In 1942 with Dave Houser, Greb initiated the Bay Area’s first local radio newscast over KROW in Oakland, California. In 1954 he formed Gordon Greb & Associates, a survey research company that measured listenership for local radio stations. In 1962 he began the Co-Ad Agency with Kenneth Roed to place advertising in college newspapers nationwide. In 1972 Greb created Newsmaker Features that syndicated his “Birthday Quiz” and “These Great People” in such dailies as the San Jose Mercury-News, Seattle Times and San Rafael Daily Independent.

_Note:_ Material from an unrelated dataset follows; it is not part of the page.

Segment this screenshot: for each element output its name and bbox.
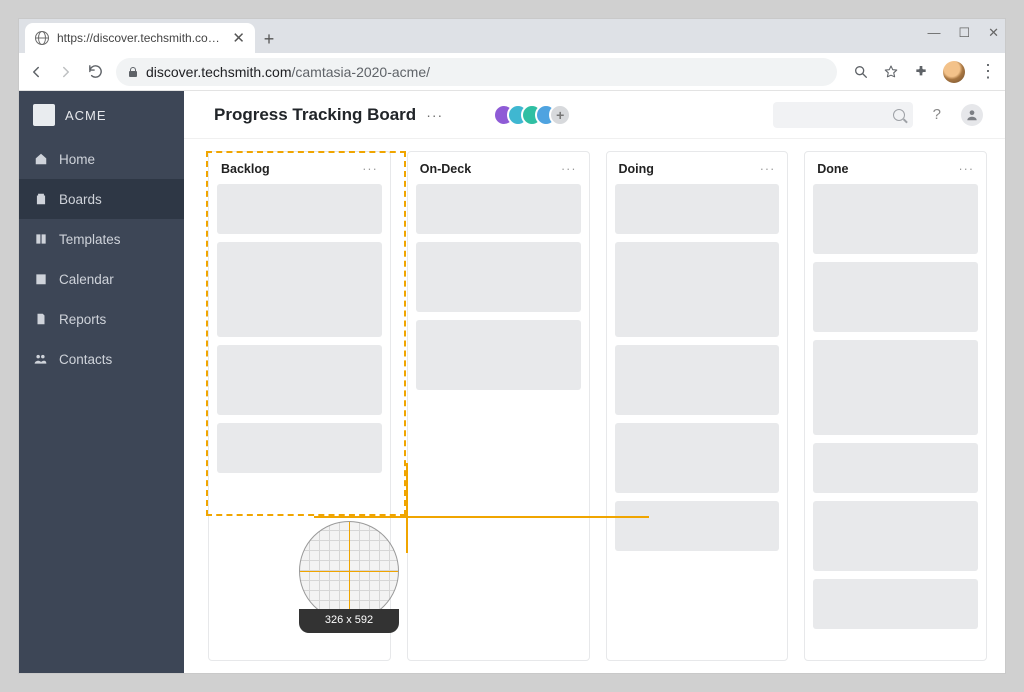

In order to challenge a long-standing decision by the U.S. Supreme Court that had permitted movie censorship in eight states and 90 cities, Greb prepared a thesis calling for freedom of the movies. He offered it to the law firm of Ephraim S. London, which was appealing the New York State Board of Regents' ban on exhibition of a controversial film called "The Miracle." At the time Greb, was a graduate student at Stanford University. The result was a precedent-changing unanimous decision (9-0) protecting movies from censorship under the First Amendment in Burstyn v. Wilson, et al. (1952). The decision overruled Mutual Film Corporation v. Industrial Commission of Ohio that had upheld film censorship for more than 37 years. In thanking Greb for allowing him to quote his research in the oral argument, London wrote, "I am amazed that someone who is not a lawyer could have had so clear a comprehension of the legal questions involved."